To start, your party consists of her young lifelong nanny and the reluctant younger brother of the King’s butler/chief advisor. They serve as a healer and warrior respectively. A new time card system allows for a little more strategy and quick assists to balance out the effectiveness of your team. Each character is limited to the choice of attacking, using a skill, guarding or fleeing from the battle area. Prior to the battle, enemies roam around the areas and can be preemptively swatted to start the battle with the upper hand.
The real improvement to the game borrows a bit from the Level 5 classic, Dark Cloud. Because Princess Meruru has the dual responsibility of improving the kingdom, many of the quests she fulfills will alter the map. In addition to unlocking new areas, her efforts improve and provide needed infrastructure to Arls. Early adventures result in the addition of basics like a weapon shop. To travel around all of these areas Atelier Meruru offers a quick travel system that allows the princess to instantly teleport almost anywhere and saving from the world map view.
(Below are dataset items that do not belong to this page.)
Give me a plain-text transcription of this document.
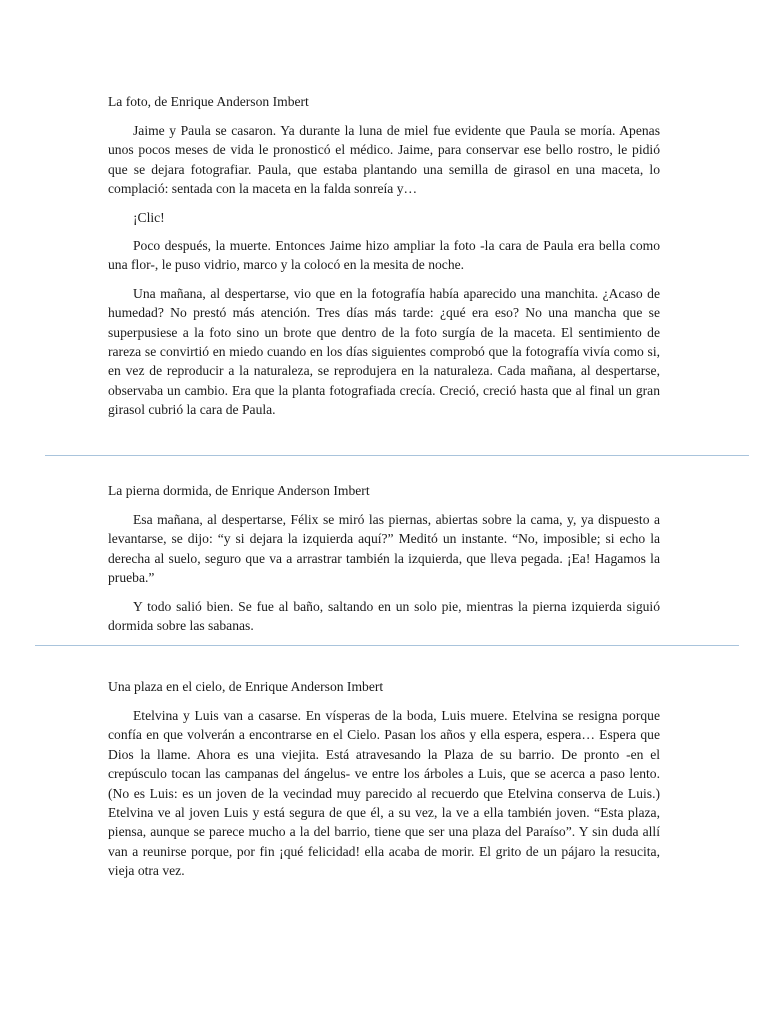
La foto, de Enrique Anderson Imbert

Jaime y Paula se casaron. Ya durante la luna de miel fue evidente que Paula se moría. Apenas unos pocos meses de vida le pronosticó el médico. Jaime, para conservar ese bello rostro, le pidió que se dejara fotografiar. Paula, que estaba plantando una semilla de girasol en una maceta, lo complació: sentada con la maceta en la falda sonreía y…

¡Clic!

Poco después, la muerte. Entonces Jaime hizo ampliar la foto -la cara de Paula era bella como una flor-, le puso vidrio, marco y la colocó en la mesita de noche.

Una mañana, al despertarse, vio que en la fotografía había aparecido una manchita. ¿Acaso de humedad? No prestó más atención. Tres días más tarde: ¿qué era eso? No una mancha que se superpusiese a la foto sino un brote que dentro de la foto surgía de la maceta. El sentimiento de rareza se convirtió en miedo cuando en los días siguientes comprobó que la fotografía vivía como si, en vez de reproducir a la naturaleza, se reprodujera en la naturaleza. Cada mañana, al despertarse, observaba un cambio. Era que la planta fotografiada crecía. Creció, creció hasta que al final un gran girasol cubrió la cara de Paula.

La pierna dormida, de Enrique Anderson Imbert

Esa mañana, al despertarse, Félix se miró las piernas, abiertas sobre la cama, y, ya dispuesto a levantarse, se dijo: “y si dejara la izquierda aquí?” Meditó un instante. “No, imposible; si echo la derecha al suelo, seguro que va a arrastrar también la izquierda, que lleva pegada. ¡Ea! Hagamos la prueba.”

Y todo salió bien. Se fue al baño, saltando en un solo pie, mientras la pierna izquierda siguió dormida sobre las sabanas.

Una plaza en el cielo, de Enrique Anderson Imbert

Etelvina y Luis van a casarse. En vísperas de la boda, Luis muere. Etelvina se resigna porque confía en que volverán a encontrarse en el Cielo. Pasan los años y ella espera, espera… Espera que Dios la llame. Ahora es una viejita. Está atravesando la Plaza de su barrio. De pronto -en el crepúsculo tocan las campanas del ángelus- ve entre los árboles a Luis, que se acerca a paso lento. (No es Luis: es un joven de la vecindad muy parecido al recuerdo que Etelvina conserva de Luis.) Etelvina ve al joven Luis y está segura de que él, a su vez, la ve a ella también joven. “Esta plaza, piensa, aunque se parece mucho a la del barrio, tiene que ser una plaza del Paraíso”. Y sin duda allí van a reunirse porque, por fin ¡qué felicidad! ella acaba de morir. El grito de un pájaro la resucita, vieja otra vez.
Even with all of these improvements, Atelier Meruru is not for everyone. The mostly subtle sexualization of young teens will turn many off and though never overt, the fixed camera and occasional pans are strategic. The art direction and previously pastel heavy palette has been brightened and adjusted to give a more typical fantasy feel. There are also more and better animations but a good chunk of the story is still told through static panels, most without voicing, available in English or the original Japanese. On the subject of sound, the saccharine music is still just as likely to annoy gamers or those in the room while you’re playing.